リニア大井川水問題 JRの十分な説明なく 田代ダム案、議論加速を【解説・主張しずおか】

 リニア中央新幹線トンネル工事に伴う大井川減水対策として、JR東海が2022年4月に提案した田代ダム取水抑制案は議論が進展しないまま越年した。静岡県有識者会議の専門部会のこれまでの議論で、冬場の渇水期にも実行可能な案であるのかなどJR東海から十分な説明はなかった。リニア工事と水資源保護が両立できるのかを左右する核心のテーマであり、関係者は成案を得るための議論を加速させるべきだ。

2017年の田代ダム日平均取水量報告書。3月下旬から4月上旬にかけて毎秒1.5トン以下と少ない日が並んだ
2017年の田代ダム日平均取水量報告書。3月下旬から4月上旬にかけて毎秒1.5トン以下と少ない日が並んだ

 JR東海は昨年12月の専門部会で、県外流出量が最も多い予測(毎秒0・68トン)でも、冬の渇水期に流出量と同量の取水を抑制でき、案は成立すると説明した。しかし、JRの試算は、ダムを管理する東京電力側が発電施設維持のために最低限必要とする取水量などが考慮されているのか不明で、委員の理解を得られなかった。
 静岡新聞社が国土交通省への情報公開請求で入手した資料によると、井川地点の年間降水量が過去10年間で最少だった17年の田代ダムの取水量は3、4月が最も少なく、3月20日から4月6日にかけて日平均取水量は毎秒1・52~1・08トンで推移した。トンネル掘削に伴う河川流量の減少分を考慮しても、毎秒1・05トン以上取水している状況であれば、理屈上は案が成り立つ。
 ただ、取水量が限りなく少なくなる状況を東電が認めるかは別問題だ。

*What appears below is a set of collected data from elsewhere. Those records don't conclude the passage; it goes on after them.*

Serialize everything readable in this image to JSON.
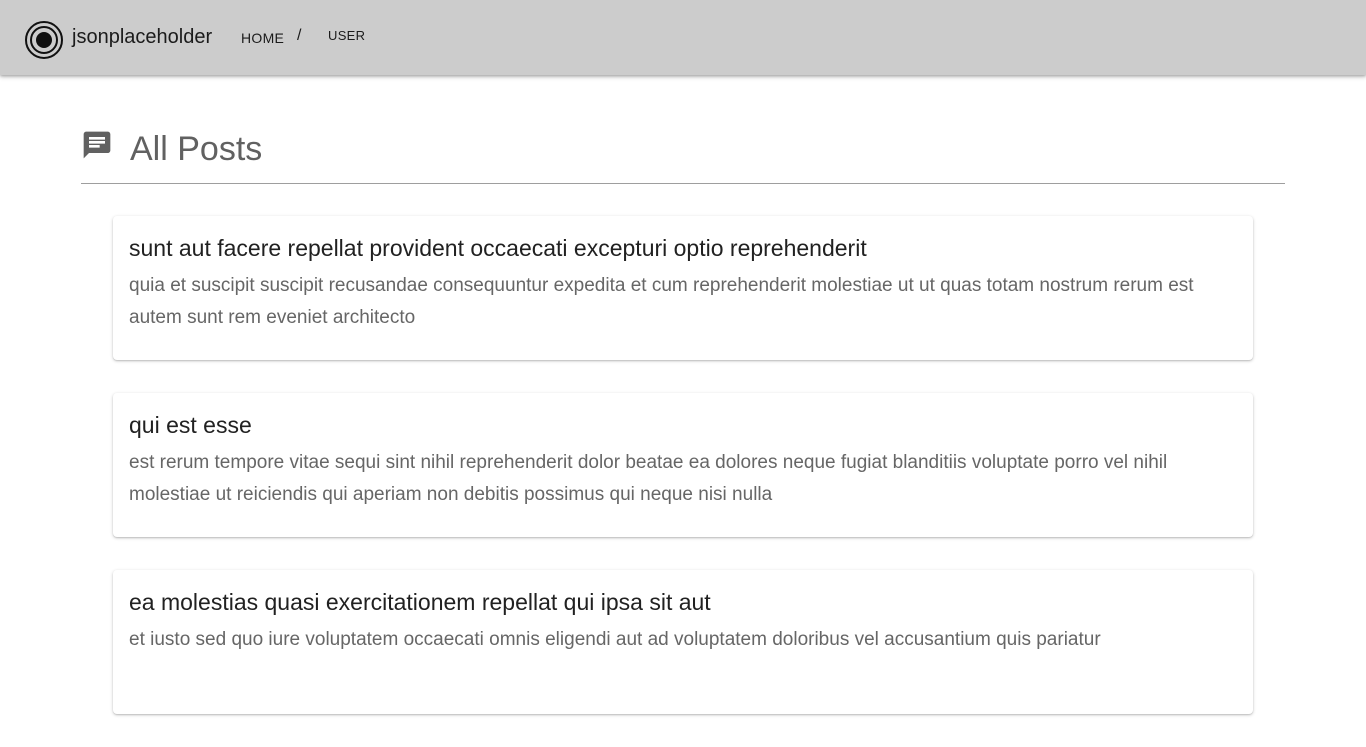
{
  "appbar": {
    "brand": "jsonplaceholder",
    "breadcrumb": {
      "home": "HOME",
      "separator": "/",
      "current": "USER"
    },
    "background": "#cccccc"
  },
  "page": {
    "title": "All Posts",
    "icon": "message-icon"
  },
  "posts": [
    {
      "title": "sunt aut facere repellat provident occaecati excepturi optio reprehenderit",
      "body": "quia et suscipit suscipit recusandae consequuntur expedita et cum reprehenderit molestiae ut ut quas totam nostrum rerum est autem sunt rem eveniet architecto"
    },
    {
      "title": "qui est esse",
      "body": "est rerum tempore vitae sequi sint nihil reprehenderit dolor beatae ea dolores neque fugiat blanditiis voluptate porro vel nihil molestiae ut reiciendis qui aperiam non debitis possimus qui neque nisi nulla"
    },
    {
      "title": "ea molestias quasi exercitationem repellat qui ipsa sit aut",
      "body": "et iusto sed quo iure voluptatem occaecati omnis eligendi aut ad voluptatem doloribus vel accusantium quis pariatur"
    }
  ]
}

専門部会の委員からも「東電が協力する確約はどのような形で示されるのか」との指摘があった。東電側はこれまでの取材に「JR東海が関係者の了解を得た後に具体的な協議に入る」との考えを示し、県などとは直接交渉しないとしている。
 利水団体と流域市町で構成する「大井川利水関係協議会」などの合意を得た後、東電との協議をJRに委ねるしかない。
 流域が「返せる水があるのなら恒久的に返してほしい」と、リニア工事後も田代ダム取水抑制の継続への期待を寄せるのはもっともだが、水利権の話にまで踏み込むと、東電側が田代ダム案の協力に二の足を踏む可能性がある。あくまで田代ダム案は工事期間限定の方策で、水利権の議論と分けるべきだろう。
 JRは昨年10月、山梨から静岡との県境を越えて高速長尺先進ボーリングを行うと突如表明し、県と専門部会が反発している。敢行すれば田代ダム案の議論が台無しになりかねず、今は自重すべきだ。